= La France (song) =

"La France" is a 2001 song by the French hip hop band Sniper. It addresses perceived injustices committed against minorities by the French political system and the opinion that even though there is a large number of people of African and Arab origins in France, they are poorly represented in politics.
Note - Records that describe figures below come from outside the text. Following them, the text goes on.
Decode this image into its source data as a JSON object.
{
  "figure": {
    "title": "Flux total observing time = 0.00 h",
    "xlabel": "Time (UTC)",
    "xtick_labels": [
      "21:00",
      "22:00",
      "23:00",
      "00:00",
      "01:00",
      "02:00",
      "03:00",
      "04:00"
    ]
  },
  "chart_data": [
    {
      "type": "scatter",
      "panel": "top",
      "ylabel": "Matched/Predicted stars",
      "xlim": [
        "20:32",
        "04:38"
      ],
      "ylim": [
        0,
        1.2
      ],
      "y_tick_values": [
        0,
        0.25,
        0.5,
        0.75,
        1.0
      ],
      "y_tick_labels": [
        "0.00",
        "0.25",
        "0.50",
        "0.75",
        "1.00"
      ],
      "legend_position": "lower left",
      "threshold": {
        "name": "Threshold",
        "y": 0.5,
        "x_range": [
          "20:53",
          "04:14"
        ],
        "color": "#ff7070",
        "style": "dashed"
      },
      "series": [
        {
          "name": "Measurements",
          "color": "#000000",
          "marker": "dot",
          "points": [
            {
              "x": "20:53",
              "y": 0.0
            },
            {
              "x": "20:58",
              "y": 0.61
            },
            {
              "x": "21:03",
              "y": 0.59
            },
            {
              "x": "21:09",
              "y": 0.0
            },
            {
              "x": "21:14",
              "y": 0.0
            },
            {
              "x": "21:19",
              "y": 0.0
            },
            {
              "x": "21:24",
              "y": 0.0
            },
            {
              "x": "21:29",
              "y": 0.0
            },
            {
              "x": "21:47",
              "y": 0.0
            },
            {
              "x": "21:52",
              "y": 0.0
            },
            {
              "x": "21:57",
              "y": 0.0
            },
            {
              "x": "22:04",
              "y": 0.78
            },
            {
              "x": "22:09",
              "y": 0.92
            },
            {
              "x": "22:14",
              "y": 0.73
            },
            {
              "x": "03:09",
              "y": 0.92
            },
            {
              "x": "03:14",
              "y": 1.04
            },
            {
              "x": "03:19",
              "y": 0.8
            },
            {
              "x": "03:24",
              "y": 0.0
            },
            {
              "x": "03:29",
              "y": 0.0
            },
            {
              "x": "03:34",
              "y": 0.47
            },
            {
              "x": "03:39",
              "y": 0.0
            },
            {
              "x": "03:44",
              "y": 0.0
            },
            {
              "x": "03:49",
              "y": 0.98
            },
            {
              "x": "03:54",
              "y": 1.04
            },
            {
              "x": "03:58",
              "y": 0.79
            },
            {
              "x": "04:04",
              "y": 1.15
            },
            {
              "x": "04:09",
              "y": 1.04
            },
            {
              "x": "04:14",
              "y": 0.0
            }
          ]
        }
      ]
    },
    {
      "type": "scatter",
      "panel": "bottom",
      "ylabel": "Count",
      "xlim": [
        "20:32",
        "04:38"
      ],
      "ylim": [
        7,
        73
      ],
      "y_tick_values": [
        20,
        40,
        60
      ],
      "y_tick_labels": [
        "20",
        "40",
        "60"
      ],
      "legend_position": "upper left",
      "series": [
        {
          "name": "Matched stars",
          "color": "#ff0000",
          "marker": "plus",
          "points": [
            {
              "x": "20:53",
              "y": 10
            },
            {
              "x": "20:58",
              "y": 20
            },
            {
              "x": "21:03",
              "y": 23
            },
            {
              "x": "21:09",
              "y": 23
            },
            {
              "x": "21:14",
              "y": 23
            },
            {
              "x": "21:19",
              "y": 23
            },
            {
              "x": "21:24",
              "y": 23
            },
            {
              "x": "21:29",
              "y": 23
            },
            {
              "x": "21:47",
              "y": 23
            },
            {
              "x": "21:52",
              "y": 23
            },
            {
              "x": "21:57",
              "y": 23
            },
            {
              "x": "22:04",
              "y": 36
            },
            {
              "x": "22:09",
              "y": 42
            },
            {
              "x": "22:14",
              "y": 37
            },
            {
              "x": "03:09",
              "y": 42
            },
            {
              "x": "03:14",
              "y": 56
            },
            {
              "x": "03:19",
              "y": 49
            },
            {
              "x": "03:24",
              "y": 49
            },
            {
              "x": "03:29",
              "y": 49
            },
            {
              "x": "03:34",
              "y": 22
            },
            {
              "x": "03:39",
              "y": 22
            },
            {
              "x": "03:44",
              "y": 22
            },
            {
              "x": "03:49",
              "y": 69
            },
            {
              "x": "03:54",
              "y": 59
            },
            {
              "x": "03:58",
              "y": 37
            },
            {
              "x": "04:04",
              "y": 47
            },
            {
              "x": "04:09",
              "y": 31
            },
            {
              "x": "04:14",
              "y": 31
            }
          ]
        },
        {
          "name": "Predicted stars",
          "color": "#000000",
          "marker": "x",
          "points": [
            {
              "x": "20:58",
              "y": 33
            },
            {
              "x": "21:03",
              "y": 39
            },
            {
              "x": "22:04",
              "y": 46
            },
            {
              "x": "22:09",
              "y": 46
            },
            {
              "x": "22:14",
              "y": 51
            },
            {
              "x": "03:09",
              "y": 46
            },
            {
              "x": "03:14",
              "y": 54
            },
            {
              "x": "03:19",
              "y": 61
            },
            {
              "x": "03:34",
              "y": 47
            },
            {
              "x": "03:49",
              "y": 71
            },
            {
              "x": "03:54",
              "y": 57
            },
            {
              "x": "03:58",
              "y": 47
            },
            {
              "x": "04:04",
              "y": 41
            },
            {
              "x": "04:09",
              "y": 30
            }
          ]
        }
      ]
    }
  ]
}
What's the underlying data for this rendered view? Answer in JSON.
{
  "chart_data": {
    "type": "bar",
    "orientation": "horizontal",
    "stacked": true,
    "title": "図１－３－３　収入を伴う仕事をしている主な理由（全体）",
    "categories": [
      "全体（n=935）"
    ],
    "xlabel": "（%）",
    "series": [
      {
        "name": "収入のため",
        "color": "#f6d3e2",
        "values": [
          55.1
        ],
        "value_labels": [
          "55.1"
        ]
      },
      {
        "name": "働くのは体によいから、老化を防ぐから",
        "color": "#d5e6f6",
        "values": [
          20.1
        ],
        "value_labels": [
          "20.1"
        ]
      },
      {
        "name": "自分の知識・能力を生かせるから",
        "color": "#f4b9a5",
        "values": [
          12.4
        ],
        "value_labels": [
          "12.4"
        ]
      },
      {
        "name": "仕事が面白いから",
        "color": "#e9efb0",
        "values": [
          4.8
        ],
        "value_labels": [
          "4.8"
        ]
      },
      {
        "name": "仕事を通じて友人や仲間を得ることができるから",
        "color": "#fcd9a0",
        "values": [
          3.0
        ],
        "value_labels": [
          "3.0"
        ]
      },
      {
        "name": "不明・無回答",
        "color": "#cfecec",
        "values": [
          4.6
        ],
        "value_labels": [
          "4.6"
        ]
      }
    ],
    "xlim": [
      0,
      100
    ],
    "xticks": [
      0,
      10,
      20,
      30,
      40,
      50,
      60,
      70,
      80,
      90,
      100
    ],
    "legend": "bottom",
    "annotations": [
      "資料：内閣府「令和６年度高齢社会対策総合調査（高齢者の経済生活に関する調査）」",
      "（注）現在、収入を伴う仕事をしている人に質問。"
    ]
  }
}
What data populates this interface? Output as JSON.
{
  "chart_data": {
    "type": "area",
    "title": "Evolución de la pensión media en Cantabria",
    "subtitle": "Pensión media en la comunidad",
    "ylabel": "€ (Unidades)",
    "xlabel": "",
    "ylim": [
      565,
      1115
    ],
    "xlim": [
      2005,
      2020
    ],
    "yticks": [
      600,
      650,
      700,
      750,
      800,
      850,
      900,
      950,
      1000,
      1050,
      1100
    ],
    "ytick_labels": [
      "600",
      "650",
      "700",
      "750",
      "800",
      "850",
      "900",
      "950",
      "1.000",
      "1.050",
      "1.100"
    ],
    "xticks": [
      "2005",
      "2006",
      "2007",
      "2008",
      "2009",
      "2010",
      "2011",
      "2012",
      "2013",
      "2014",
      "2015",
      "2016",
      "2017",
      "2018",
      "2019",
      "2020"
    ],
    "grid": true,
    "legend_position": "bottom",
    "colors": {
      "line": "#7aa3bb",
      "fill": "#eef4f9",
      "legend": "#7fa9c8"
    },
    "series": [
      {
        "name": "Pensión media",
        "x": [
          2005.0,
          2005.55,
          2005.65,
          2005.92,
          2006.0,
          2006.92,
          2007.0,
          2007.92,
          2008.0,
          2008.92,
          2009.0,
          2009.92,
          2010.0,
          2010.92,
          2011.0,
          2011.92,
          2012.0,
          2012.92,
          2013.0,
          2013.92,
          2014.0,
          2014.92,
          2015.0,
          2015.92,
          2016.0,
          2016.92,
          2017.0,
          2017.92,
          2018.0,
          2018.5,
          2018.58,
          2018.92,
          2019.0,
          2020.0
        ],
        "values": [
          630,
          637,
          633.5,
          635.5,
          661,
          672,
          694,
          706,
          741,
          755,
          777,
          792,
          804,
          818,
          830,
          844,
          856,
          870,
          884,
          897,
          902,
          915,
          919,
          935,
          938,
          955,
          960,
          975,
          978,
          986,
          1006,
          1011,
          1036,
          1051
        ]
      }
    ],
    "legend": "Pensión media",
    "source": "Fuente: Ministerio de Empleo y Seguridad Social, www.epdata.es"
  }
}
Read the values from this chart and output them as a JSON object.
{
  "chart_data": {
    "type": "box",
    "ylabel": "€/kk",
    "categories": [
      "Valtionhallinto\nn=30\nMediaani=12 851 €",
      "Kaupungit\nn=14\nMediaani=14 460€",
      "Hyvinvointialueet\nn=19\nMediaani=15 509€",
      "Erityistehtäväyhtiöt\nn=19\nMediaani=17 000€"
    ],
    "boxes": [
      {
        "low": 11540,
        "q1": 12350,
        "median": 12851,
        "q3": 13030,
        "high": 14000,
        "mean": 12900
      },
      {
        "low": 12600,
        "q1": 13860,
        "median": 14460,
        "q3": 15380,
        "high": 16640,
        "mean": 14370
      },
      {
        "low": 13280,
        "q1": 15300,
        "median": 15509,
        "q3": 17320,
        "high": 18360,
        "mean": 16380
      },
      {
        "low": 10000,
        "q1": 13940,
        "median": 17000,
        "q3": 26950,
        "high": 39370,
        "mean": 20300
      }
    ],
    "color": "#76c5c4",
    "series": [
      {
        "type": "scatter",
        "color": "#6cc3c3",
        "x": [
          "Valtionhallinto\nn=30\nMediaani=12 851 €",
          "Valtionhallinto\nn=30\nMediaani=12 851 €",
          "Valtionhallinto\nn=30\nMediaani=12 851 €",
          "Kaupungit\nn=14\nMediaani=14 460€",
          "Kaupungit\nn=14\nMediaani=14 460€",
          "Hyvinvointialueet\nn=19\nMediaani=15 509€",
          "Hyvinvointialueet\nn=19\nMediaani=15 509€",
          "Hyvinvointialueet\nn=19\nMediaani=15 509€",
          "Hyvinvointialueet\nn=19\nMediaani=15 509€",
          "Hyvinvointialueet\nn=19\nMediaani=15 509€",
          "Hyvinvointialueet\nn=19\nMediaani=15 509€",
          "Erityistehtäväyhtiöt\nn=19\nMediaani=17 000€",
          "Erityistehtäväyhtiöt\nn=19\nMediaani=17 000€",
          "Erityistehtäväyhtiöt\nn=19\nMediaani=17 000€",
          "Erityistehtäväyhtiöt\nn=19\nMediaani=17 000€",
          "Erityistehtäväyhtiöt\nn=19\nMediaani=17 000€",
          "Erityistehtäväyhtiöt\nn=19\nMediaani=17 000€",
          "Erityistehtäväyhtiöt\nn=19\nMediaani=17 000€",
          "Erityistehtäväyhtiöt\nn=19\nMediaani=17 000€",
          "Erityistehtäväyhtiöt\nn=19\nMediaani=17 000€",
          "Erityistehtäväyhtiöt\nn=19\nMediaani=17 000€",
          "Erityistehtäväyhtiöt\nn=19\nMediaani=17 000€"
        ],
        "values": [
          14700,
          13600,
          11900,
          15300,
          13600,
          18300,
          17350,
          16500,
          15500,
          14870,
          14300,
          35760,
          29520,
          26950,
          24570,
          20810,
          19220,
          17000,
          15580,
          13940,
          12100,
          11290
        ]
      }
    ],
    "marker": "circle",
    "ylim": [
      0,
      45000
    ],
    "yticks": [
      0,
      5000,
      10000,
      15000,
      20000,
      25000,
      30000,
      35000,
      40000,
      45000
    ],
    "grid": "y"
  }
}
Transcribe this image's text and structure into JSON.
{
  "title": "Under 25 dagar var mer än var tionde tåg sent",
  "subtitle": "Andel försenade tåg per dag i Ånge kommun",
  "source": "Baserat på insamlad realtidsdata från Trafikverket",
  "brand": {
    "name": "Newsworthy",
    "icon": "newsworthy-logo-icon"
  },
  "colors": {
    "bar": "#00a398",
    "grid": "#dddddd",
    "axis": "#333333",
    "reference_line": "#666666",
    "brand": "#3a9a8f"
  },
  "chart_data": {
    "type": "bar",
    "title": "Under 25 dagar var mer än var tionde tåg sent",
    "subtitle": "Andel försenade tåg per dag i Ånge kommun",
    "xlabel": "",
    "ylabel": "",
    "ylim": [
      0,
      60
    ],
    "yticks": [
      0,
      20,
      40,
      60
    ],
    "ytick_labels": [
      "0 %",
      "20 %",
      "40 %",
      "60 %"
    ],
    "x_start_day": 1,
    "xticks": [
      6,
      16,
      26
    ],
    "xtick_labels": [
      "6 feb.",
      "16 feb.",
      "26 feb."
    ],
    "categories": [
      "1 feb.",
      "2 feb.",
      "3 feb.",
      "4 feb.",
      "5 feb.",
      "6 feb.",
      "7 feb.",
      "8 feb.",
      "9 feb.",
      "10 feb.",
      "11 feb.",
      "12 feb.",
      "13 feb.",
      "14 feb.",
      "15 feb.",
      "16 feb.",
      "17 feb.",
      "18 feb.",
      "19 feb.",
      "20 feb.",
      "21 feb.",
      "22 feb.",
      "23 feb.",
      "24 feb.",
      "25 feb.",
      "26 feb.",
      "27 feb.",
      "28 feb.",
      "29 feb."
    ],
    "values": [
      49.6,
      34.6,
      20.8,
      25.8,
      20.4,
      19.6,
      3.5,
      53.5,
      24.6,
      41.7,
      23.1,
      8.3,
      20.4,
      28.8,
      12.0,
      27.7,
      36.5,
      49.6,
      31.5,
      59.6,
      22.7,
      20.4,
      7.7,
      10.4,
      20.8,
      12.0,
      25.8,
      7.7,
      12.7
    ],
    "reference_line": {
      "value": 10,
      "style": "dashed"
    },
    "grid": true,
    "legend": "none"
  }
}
The song's chorus displays the message in a rather strong way:

 La France est une garce et on s'est fait trahir
 Le système, voilà ce qui nous pousse à les haïr
 La haine, c'est ce qui rend nos propos vulgaires
 On nique la France sous une tendance de musique populaire
 On est d'accord et on se moque des répressions
 On se fout de la République et de la liberté d'expression
 Faudrait changer les lois et pouvoir voir
 Bientôt à l'Elysée des arabes et des noirs au pouvoir

In English:

 France is a bitch and we've been betrayed
 The system is what makes us hate them
 The hatred is what makes our words vulgar
 We fuck France over with the pop music
 We agree and we don't care about a repression
 We don't give a damn about the Republic or the freedom of expression
 The laws should be changed and we should see
 Arabs and Blacks in power, soon at l'Elysée,

This song was among the ones that according to the French Minister of the Interior Nicolas Sarkozy had 'violent, racist and abusive' lyrics, particularly as it contains the line "Pour mission exterminer les ministres et les fachos" ("A mission to exterminate the ministers and fascists"), "Frère, je lance un appel, on est là pour tout niquer, leur laisser des traces et des séquelles, avant de crever" and "Mon seul souhait, désormais, est de nous voir les envahir" (Now, my only wish is to see us invading them).